South Korean Financial Services Commission (FSC) is increasing regulations to allow transparency and stability in the field of digital assets. Beginning June 2025, cryptocurrency exchanges and non-profit organizations will have to take measures to comply with improved Know Your Customer (KYC) rules and transaction checks.

This is during the larger plan of the country to permit an eventual institutional trading of cryptocurrencies and remove the current prohibition against domestic institutions that involve the trading of cryptocurrencies.


What Nonprofits Ought to Know

The new rules also allow non-profit organizations to sell virtual assets, although this will only be possible when the donations are brought in through domestic won exchange accounts. Additionally, they can only sell cryptocurrencies which have been listed in at least three South Korean won based exchanges — a step that instils liquidity, and credibility.


The Tougher Regulation of Exchange Relations

Crypto exchanges can liquidate the user fees they receive as digital assets, but going forward, they will be required to observe enhanced internal controls, including:

  • A digital asset sale that shall be approved by the board of directors.
  • Pre-disclosure requirements before executing any deals.

Moreover, trades are limited to the sale of cryptocurrencies in the top 20 in terms of capitalization established on KRW exchanges.

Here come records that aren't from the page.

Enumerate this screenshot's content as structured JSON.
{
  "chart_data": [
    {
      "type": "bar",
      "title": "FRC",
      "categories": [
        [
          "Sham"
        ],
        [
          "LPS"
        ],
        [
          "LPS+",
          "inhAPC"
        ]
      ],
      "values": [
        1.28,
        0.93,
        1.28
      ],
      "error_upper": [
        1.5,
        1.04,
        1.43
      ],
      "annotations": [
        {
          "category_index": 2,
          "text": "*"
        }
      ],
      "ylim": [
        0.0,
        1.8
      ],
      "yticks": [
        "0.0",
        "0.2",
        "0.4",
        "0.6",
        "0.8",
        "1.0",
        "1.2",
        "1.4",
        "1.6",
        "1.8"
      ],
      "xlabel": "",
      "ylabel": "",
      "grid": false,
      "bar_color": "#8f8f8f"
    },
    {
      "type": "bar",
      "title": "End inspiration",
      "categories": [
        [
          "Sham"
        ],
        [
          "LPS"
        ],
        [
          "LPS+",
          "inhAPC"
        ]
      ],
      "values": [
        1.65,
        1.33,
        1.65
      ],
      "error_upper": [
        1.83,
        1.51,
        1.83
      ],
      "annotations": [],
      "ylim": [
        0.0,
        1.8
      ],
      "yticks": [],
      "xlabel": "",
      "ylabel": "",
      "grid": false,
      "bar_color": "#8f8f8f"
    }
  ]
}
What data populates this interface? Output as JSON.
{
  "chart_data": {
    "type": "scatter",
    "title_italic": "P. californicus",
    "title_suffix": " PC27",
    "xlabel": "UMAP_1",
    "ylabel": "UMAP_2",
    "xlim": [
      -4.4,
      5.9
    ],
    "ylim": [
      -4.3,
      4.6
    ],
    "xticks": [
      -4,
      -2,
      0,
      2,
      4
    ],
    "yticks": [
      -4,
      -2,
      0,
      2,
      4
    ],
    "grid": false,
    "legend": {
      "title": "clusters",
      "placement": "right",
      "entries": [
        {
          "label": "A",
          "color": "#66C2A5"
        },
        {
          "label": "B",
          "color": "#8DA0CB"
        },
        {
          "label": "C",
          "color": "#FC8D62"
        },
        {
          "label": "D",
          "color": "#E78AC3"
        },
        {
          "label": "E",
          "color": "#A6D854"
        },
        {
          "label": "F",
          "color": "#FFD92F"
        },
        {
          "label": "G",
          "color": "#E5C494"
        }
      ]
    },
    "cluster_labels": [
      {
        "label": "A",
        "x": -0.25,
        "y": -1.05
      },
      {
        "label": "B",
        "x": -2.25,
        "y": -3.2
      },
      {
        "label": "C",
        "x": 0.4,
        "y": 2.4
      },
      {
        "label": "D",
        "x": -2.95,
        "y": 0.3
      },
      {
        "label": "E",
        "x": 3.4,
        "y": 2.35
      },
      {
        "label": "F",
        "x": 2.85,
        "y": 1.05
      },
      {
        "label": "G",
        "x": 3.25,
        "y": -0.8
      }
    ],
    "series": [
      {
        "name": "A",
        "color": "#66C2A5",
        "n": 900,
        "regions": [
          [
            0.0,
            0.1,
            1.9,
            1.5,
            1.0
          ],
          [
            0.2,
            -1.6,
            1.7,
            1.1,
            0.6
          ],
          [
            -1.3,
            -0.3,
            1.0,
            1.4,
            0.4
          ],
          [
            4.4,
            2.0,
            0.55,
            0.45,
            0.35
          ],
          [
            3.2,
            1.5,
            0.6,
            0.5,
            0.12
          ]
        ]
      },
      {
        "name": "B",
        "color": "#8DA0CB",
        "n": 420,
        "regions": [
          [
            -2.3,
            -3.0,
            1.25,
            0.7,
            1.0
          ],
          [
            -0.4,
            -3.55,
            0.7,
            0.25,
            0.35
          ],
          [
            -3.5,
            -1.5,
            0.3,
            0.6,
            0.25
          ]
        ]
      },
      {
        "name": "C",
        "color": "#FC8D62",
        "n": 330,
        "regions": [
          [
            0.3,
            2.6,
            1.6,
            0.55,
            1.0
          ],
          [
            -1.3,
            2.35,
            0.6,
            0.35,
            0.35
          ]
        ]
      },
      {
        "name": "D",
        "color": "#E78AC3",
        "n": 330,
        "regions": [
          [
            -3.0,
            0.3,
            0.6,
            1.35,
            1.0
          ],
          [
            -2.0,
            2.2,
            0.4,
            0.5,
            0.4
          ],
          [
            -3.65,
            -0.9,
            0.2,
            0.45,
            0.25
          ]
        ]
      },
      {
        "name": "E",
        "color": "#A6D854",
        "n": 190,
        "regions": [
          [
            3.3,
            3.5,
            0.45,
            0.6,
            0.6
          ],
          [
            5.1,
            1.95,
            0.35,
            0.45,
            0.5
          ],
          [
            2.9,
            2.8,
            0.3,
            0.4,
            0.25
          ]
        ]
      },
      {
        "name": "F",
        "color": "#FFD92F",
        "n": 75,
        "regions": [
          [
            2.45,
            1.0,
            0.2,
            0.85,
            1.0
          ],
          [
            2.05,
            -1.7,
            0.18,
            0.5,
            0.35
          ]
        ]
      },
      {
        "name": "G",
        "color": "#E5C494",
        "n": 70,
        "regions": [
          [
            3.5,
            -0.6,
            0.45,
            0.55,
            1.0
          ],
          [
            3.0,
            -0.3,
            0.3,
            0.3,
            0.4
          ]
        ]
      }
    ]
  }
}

Addressing Zombie Coins and Memecoins

As with zombie coins and memecoins, that are known to cause instability in the market, the FSC is also standing in a strong position against them. According to the new best practices of transaction support:

  • After this, memecoin transaction will only be allowed, provided that the coin indicated high transactions across the board.
  • Zombie coins or the coins with low usage or rating might get delisted or deprived of support.

Constructing a Crypto Market That is Safer

By launching these rules, the FSC strives to protect the financial system against illegal operations and increase the faith of investors. According to a statement issued by the commission, the changes would enable the proper utilization of the virtual donated assets and save users, who can use them in risky digital properties.

The recent initiative of South Korea proves that it is forward-looking in terms of crypto adoption with an idea of maintaining a healthy balance between being innovative in blockchain technology and protecting its investors. These regulations are important in growing the crypto market in the area as institutions anticipate venturing into the digital asset space.